Every aircraft that lands in Somaliland after accepting Somalia’s e-Visa sends a damaging signal. It implies that Somaliland lacks an independent legal system and administrative authority. That message contradicts reality and weakens the national case for recognition at precisely the moment when momentum should be consolidated.


This reality demands a firmer policy response than in the past.


Any airline that refuses to recognize Somaliland’s e-Visa system should be denied access to Somaliland’s airspace.


There can be no acceptance of “business as usual” built on political neglect.

Aviation is not merely transportation. It is recognition in motion.


At the same time, Somaliland must act strategically rather than defensively. Israel’s recognition should be leveraged as a diplomatic opening. Instead of continuing to rely on airlines that disregard Somaliland’s legal framework, the government should initiate talks with Israeli carriers to establish direct or transit flight routes. Such engagement would serve two critical purposes.


First, it would demonstrate that Somaliland has alternatives and choices. Second, it would help build economic and diplomatic relationships grounded in mutual respect rather than ambiguity.


The modern international system operates on interests and pressure, not sympathy. No state protects another’s sovereignty by default. If Somaliland allows companies operating on its soil to ignore its laws, it gradually erodes its own argument for recognition.

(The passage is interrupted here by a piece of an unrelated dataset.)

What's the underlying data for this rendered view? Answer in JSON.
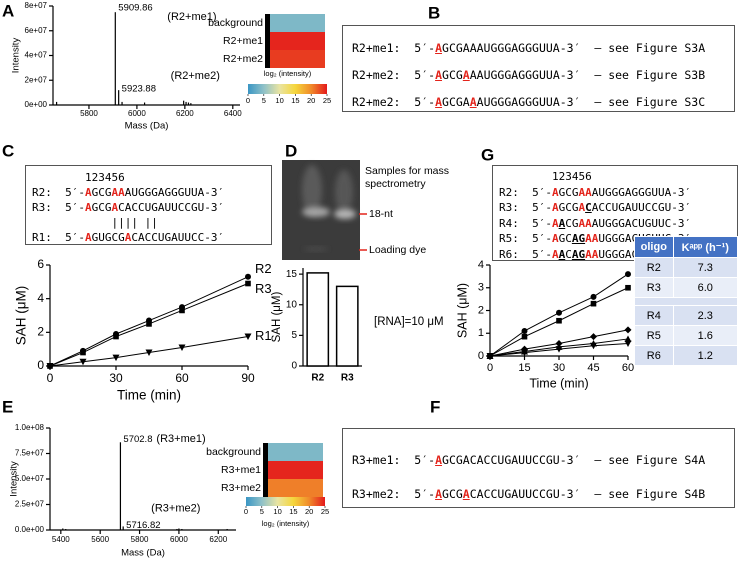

Contemporary diplomacy is not conducted through statements alone. It is executed through consequential decisions. At times, grounding a flight carries more weight than issuing a communiqué.


Ultimately, the question is not whether Somaliland has the capacity to act. The question is whether it is willing to show the world that sovereignty is something to be enforced, not requested.


If the answer is yes, then e-Visa enforcement and airline compliance are the logical place to begin.